Im now thinking of buying flat paint just for use on the coffered ceiling based on a recommendation of another painter verses ScuffX on ceiling. Using flat ceiling paint will help hide any imperfections and it does not need ScuffX anyway. Spray that first and then do the columns, pedestals, paneling and all remaining trim in ScuffX matte.

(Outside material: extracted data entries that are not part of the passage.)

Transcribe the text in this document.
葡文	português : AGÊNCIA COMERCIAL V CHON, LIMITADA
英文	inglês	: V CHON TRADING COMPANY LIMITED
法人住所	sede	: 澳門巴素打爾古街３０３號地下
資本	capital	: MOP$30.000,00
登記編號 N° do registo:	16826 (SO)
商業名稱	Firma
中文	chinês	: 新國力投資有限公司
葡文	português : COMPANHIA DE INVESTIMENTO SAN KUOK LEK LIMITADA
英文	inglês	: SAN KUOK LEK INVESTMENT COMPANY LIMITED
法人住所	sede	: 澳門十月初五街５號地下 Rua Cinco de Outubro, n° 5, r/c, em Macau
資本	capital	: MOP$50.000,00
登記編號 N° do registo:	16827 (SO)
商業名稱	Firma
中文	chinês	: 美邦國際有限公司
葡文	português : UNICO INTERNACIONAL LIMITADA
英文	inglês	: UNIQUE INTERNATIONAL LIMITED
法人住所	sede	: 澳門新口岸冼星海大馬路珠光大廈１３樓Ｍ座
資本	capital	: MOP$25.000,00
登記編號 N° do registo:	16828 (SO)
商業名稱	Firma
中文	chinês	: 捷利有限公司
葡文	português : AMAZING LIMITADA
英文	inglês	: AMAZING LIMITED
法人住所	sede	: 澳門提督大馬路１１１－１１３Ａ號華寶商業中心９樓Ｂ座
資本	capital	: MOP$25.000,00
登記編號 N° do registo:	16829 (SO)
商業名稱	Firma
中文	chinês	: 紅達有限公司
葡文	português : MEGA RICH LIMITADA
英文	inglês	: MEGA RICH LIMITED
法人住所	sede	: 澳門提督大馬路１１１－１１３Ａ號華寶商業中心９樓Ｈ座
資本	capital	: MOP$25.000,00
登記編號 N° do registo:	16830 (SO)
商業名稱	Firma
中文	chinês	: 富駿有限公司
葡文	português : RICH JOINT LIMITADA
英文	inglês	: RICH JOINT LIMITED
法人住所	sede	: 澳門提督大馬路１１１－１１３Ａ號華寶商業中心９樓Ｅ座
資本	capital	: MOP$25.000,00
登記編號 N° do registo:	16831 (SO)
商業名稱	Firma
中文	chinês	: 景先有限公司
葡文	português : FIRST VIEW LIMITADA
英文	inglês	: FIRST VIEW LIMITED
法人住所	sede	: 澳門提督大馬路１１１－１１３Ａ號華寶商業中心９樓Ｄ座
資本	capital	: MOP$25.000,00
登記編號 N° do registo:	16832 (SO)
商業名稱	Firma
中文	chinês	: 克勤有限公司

Is the ScuffX matte dull enough for a ceiling? Thoughts? Was planning on buy a 5 gallon bucket of ScuffX for everything,

What flat ceiling paint would you recommend for spaying? Buying my paint at BM

Oh and yes I completely wrote down the wrong amount time to sand and prep earlier. When I build the 12 coffered panels on the ground (upside down) I sanded and caulked in the entire unit in every direction even though the crown was tight using a 10mm syringe with a 18 gauge needle full of DAP. Ultra crisp lines and no caulking really visible. This was to hide the fine gaps that would look like crap later. Too hard to work with your hands over your head for hours. Each panel is has 60 feet of caulking inside of it. My guess is it collectively took over 40 hours just to fill pin nails, sand and caulk the ceiling.

Im getting a quote. If his estimate is too many mortgage payments ;) I will try spraying the primer first. I that is a disaster I will sand out my mess for days and higher a pro to do the top coats.